Posted January. 08, 2009 05:09,   

한국어

German billionaire Adolf Merckle has committed suicide after suffering from huge losses stemming from the global financial crisis.

Merckle yesterday threw himself under an oncoming train near his company, according to German media.

“The desperate situation of his companies caused by the financial crisis, the uncertainty of the past few weeks, and his powerlessness to act broke the passionate family entrepreneur and he took his own life,” his family said in a brief statement.

German prosecutors said they found a suicide note meant for his family but did not disclose the content.

The 74-year-old tycoon controlled a number of companies including generic drug maker Ratiopharm International GmbH and cement maker HeidelbergCement AG through his family holding company VEM Vermoegensverwaltung GmbH. His conglomerate employed 100,000 workers.

He was ranked Germany’s fifth richest man by Forbes magazine in 2007.

Though reluctant to appear in public, he invited G8 leaders to his castle in 2007.

The holding company had reportedly fallen into a liquidly crisis after suffering heavy losses worth one billion euros when the shares of automaker Volkswagen wildly fluctuated last fall.

This occurred in the process of fellow carmaker Porsche SE`s move to increase its stake in the company. More than 40 banks rejected Merckle`s plea for new loans.
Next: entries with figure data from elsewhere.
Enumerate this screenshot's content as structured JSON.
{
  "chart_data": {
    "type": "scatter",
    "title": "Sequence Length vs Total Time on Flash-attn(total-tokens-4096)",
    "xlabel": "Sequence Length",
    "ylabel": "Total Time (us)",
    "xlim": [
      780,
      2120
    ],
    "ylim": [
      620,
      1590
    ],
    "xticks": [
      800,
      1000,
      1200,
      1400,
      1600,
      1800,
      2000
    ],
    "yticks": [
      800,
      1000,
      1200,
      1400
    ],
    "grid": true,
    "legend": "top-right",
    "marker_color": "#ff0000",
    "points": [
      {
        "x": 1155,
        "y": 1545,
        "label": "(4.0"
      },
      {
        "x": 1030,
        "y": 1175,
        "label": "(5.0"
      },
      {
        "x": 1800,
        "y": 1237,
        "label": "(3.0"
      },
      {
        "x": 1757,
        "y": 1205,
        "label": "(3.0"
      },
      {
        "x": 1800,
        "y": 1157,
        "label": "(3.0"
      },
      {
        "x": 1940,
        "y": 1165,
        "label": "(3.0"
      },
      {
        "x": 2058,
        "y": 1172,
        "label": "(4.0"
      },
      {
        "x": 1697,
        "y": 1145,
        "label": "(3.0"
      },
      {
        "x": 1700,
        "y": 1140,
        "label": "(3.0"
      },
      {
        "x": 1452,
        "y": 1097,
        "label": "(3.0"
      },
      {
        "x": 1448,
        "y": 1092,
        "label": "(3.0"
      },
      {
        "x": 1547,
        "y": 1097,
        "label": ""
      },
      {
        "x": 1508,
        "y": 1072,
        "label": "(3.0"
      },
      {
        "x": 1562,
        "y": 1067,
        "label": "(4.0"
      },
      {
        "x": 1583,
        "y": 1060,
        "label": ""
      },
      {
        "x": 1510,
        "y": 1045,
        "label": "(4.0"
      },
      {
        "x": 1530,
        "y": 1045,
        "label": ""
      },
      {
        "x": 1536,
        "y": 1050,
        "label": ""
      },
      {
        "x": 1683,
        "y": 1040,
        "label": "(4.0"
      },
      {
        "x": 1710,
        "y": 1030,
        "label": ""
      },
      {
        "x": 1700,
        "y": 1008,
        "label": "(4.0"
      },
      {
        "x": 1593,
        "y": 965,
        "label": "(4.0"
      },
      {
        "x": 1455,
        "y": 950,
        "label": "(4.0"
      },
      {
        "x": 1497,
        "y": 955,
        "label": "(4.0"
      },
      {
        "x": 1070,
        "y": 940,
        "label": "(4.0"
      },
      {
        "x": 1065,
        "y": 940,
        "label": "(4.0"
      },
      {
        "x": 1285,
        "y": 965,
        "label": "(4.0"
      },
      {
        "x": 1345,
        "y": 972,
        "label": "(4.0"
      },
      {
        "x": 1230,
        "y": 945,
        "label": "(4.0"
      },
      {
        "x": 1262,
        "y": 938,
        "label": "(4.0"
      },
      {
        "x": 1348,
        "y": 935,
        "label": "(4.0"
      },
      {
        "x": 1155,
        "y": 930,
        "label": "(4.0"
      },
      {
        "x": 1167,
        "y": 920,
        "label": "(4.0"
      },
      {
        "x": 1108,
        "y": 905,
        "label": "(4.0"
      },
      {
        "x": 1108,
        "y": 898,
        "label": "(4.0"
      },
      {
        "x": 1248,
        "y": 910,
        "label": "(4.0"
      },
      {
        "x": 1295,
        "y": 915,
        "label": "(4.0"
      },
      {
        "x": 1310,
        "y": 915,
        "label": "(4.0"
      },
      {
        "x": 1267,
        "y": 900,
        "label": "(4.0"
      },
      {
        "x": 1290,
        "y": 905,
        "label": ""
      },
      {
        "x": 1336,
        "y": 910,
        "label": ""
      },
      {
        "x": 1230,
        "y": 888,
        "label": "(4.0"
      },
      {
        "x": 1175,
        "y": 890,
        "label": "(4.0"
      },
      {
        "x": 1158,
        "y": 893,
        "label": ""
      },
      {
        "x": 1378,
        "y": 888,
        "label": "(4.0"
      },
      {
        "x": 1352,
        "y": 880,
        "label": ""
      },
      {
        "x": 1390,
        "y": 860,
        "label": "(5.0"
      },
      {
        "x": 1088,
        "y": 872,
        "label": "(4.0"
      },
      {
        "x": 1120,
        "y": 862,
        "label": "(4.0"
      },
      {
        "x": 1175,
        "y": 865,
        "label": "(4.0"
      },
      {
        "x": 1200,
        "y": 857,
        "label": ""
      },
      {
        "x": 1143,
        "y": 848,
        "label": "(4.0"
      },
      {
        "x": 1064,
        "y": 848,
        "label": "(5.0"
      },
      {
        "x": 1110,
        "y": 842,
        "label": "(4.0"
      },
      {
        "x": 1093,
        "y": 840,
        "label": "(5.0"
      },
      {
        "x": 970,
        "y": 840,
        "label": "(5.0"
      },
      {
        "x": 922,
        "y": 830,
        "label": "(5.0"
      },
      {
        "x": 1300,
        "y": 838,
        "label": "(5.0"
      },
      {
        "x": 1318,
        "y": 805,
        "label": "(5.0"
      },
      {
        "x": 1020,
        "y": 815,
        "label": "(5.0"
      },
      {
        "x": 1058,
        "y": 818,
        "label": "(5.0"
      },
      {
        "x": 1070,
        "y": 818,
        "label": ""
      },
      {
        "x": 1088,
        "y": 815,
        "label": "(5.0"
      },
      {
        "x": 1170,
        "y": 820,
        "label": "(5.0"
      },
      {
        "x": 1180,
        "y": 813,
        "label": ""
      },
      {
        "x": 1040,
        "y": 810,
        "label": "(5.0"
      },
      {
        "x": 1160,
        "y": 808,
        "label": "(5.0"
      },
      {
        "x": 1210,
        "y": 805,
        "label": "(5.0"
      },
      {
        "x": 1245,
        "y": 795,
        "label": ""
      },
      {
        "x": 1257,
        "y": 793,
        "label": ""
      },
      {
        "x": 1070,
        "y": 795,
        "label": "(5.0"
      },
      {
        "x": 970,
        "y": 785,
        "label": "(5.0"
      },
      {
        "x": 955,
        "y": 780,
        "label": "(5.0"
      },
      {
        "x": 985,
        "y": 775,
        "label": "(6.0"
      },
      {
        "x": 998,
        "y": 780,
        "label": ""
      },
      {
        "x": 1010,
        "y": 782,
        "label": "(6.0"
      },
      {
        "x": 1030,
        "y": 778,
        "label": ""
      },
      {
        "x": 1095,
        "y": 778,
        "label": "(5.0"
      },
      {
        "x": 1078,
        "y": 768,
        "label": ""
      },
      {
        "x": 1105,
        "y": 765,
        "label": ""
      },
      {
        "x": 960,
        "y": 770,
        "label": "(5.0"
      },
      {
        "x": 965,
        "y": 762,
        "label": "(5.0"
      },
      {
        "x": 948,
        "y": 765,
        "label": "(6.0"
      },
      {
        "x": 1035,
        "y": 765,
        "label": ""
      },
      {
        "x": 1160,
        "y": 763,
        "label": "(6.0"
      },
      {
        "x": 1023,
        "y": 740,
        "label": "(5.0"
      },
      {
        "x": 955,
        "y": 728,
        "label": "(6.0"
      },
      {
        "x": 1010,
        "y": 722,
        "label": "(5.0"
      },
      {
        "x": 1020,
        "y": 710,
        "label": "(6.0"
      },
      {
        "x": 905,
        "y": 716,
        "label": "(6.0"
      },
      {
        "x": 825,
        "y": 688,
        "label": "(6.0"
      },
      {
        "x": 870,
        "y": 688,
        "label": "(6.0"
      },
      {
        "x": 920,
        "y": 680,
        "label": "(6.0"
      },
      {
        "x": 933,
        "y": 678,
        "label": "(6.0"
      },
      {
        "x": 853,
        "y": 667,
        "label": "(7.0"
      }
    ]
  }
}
In the United States, real estate mogul Steven L. Good was found dead Monday morning in his Jaguar in a wildlife preserve outside Chicago in an apparent suicide.

The 52-year-old was chief executive of Sheldon Good & Co., one of the largest U.S. real estate auction companies. Police found him with a gunshot wound to the head.

No suicide note was found.

He said last month in an industry outlook news release that market conditions were “very challenging.”

Late last year, Rene-Thierry Magon de la Villehuchet, the chief executive and co-founder of the French investment firm Access International Advisors, was found dead in his office in an apparent suicide. He reportedly lost 1.4 billion dollars due to Bernard Madoff’s investment scheme.